Considering the path before her, Ms. Hagerman faced a critical choice: “I realized I could either bury my head in the sand or do something to try to make a difference.”

Seventeen years later, and a little over a week until the nationwide Walk to End Alzheimer’s on Saturday, Nov. 2, Ms. Hagerman is excited as she serves as the volunteer chair helping to organize the Greater Richmond Chapter of the Alzheimer’s Association’s edition of the nationwide event.

“I’m excited for the walk,” says Ms. Hagerman, who is chairing the event for the first time after volunteering with the event for about six years. “It’s such a great event to celebrate all the accomplishments we’ve made.”

Founded in Chicago in 1980 by Jerome H. Stone and several of his family members, the Alzheimer’s Association established the Walk to End Alzheimer’s in 1989, raising $149,000 from 1,249 participants across nine chapters in its first year, when it was originally known as the Memory Walk. Last year’s walk generated around $9 million in funding from more than 65,000 teams and 600 walks.
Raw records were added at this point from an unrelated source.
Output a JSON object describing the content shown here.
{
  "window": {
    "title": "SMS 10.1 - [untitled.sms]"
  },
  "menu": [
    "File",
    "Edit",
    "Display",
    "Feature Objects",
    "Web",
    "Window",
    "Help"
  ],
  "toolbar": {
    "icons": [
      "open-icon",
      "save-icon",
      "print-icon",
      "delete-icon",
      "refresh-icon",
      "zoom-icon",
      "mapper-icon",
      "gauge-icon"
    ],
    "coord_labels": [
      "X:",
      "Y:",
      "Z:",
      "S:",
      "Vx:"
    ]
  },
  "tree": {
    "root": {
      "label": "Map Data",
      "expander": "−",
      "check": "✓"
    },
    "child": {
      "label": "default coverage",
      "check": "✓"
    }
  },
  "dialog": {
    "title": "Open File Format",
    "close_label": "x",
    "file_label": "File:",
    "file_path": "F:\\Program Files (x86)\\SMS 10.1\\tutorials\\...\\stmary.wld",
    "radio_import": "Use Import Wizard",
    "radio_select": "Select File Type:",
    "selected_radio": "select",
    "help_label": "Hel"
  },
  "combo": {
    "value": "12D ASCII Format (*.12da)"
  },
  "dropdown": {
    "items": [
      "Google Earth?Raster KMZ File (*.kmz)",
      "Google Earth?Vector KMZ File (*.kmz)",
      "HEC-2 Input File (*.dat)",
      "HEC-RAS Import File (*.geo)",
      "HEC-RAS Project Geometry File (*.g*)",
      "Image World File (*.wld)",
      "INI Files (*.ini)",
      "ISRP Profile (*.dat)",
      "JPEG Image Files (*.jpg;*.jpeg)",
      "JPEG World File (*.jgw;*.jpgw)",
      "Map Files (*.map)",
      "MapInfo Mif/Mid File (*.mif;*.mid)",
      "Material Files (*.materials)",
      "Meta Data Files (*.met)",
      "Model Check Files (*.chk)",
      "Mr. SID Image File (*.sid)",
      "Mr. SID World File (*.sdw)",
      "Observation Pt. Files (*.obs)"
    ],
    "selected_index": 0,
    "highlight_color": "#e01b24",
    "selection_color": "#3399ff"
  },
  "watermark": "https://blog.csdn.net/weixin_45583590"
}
The Richmond Chapter, started in 1981 and officially recognized in 1983, is expecting 3,000 people to participate in the event that will start at the Bon Secours Washington NFL team training facility at 2401 W. Leigh St.

Accommodations are set to ensure an inclusive day for a wide range of ages and abilities, from those with strollers and wheelchairs to children and dog-walkers. All have a choice of participating in a 1-mile or 3-mile walk.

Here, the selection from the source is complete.